The statement also said, "As we address these very serious issues at Central High and many of our schools across the territory, the good work of the majority of our students who work hard and display good citizenship should not be overshadowed. On Mon. Feb. 10 beginning at 9:30 a.m., 238 students who achieved Honor Roll status in the 2nd Marking Period will be recognized and receive certificates."

As for school monitors, there were 57 in the St. Croix District as of Friday. Mr. Somme said training has been scheduled for June 8-12th. He also said that monitors would soon be wearing uniforms so they could be easily identified by students.

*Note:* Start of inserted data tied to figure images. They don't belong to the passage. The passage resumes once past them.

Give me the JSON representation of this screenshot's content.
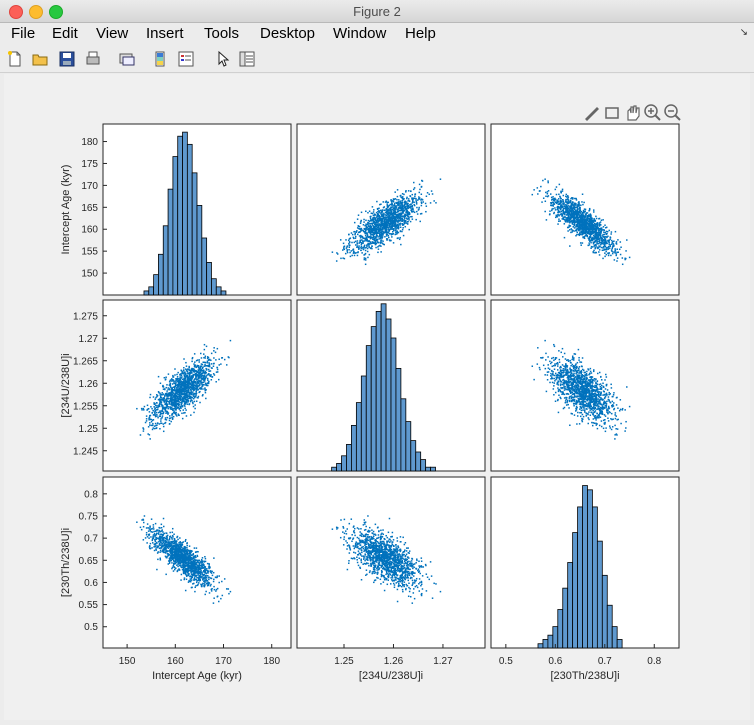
{
  "window": {
    "title": "Figure 2"
  },
  "menu": {
    "items": [
      "File",
      "Edit",
      "View",
      "Insert",
      "Tools",
      "Desktop",
      "Window",
      "Help"
    ]
  },
  "toolbar": {
    "icons": [
      "new-file-icon",
      "open-folder-icon",
      "save-icon",
      "print-icon",
      "link-icon",
      "colorbar-icon",
      "legend-icon",
      "pointer-icon",
      "property-inspector-icon"
    ]
  },
  "axes_toolbar": {
    "icons": [
      "brush-icon",
      "data-tip-icon",
      "pan-hand-icon",
      "zoom-in-icon",
      "zoom-out-icon"
    ]
  },
  "colors": {
    "marker": "#0072bd",
    "bar_fill": "#5f99cf",
    "bar_edge": "#000000",
    "axes_bg": "#ffffff"
  },
  "chart_data": {
    "type": "scatter",
    "variables": [
      {
        "label": "Intercept Age (kyr)",
        "lim": [
          145,
          184
        ],
        "ticks": [
          150,
          155,
          160,
          165,
          170,
          175,
          180
        ],
        "xlim": [
          145,
          184
        ],
        "xticks": [
          150,
          160,
          170,
          180
        ]
      },
      {
        "label": "[234U/238U]i",
        "lim": [
          1.2405,
          1.2785
        ],
        "ticks": [
          1.245,
          1.25,
          1.255,
          1.26,
          1.265,
          1.27,
          1.275
        ],
        "xlim": [
          1.2405,
          1.2785
        ],
        "xticks": [
          1.25,
          1.26,
          1.27
        ]
      },
      {
        "label": "[230Th/238U]i",
        "lim": [
          0.452,
          0.838
        ],
        "ticks": [
          0.5,
          0.55,
          0.6,
          0.65,
          0.7,
          0.75,
          0.8
        ],
        "xlim": [
          0.47,
          0.85
        ],
        "xticks": [
          0.5,
          0.6,
          0.7,
          0.8
        ]
      }
    ],
    "histograms": [
      {
        "bin_centers": [
          154,
          155,
          156,
          157,
          158,
          159,
          160,
          161,
          162,
          163,
          164,
          165,
          166,
          167,
          168,
          169,
          170
        ],
        "values": [
          1,
          2,
          5,
          10,
          17,
          26,
          34,
          39,
          40,
          37,
          30,
          22,
          14,
          8,
          4,
          2,
          1
        ],
        "ylim_rel": 42
      },
      {
        "bin_centers": [
          1.248,
          1.249,
          1.25,
          1.251,
          1.252,
          1.253,
          1.254,
          1.255,
          1.256,
          1.257,
          1.258,
          1.259,
          1.26,
          1.261,
          1.262,
          1.263,
          1.264,
          1.265,
          1.266,
          1.267,
          1.268
        ],
        "values": [
          1,
          2,
          4,
          7,
          12,
          18,
          25,
          33,
          38,
          42,
          44,
          40,
          35,
          27,
          19,
          13,
          8,
          5,
          3,
          1,
          1
        ],
        "ylim_rel": 45
      },
      {
        "bin_centers": [
          0.57,
          0.58,
          0.59,
          0.6,
          0.61,
          0.62,
          0.63,
          0.64,
          0.65,
          0.66,
          0.67,
          0.68,
          0.69,
          0.7,
          0.71,
          0.72,
          0.73
        ],
        "values": [
          1,
          2,
          3,
          5,
          9,
          14,
          20,
          27,
          33,
          38,
          37,
          33,
          25,
          17,
          10,
          5,
          2
        ],
        "ylim_rel": 40
      }
    ],
    "means": [
      161.5,
      1.2585,
      0.655
    ],
    "stds": [
      3.3,
      0.0035,
      0.032
    ],
    "correlations": {
      "0-1": 0.75,
      "0-2": -0.85,
      "1-2": -0.65
    },
    "n_points": 1400
  }
}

D.O.E. officials also revealed that there were 54 students enrolled in the Alternative Education program, which does not include the Youth Rehabilitation Program.

Senator Kenneth Gittens was more critical of the education department, telling its officials during the hearing,"We need to stop dreaming and wake up, because the world has changed drastically." He reminded the testifiers of school principals of the past, including current Senator Kurt Vialet, stating that those principals had known every student by name and would have been aware of most potential brawls before they took place — and would have alerted law enforcement to intervene. The senator's comments suggested he believed that current school leaders were too nonchalant in their approach. 

"I don't understand what's going on today," he said. "And we have social media right now that's the best tool to law enforcement, and I don't think we're maximizing it to the extent possible."

Mr. Gittens, who had a video of a recent incident, said he shared the video with several testifiers at the hearing, including recently named Police Chief Sidney Elskoe. The senator then asked the chief to describe what he saw.

"I saw a school bus full of students. There were two males in the bus that appeared to not be students... they appeared to be verbally assaulting the students. They walked out of the rear door of the bus and left the area," Chief Elskoe said.

Mr. Gittens responded: "I don't have no small children going to school now, but this is a serious concern to me, and it should be a serious concern to you all."

The Department of Education did not provide details of school bus incidents. Mr. Somme said because of the manner in which the school system is currently structured, "there is no mechanism in the platform to report school bus incidents."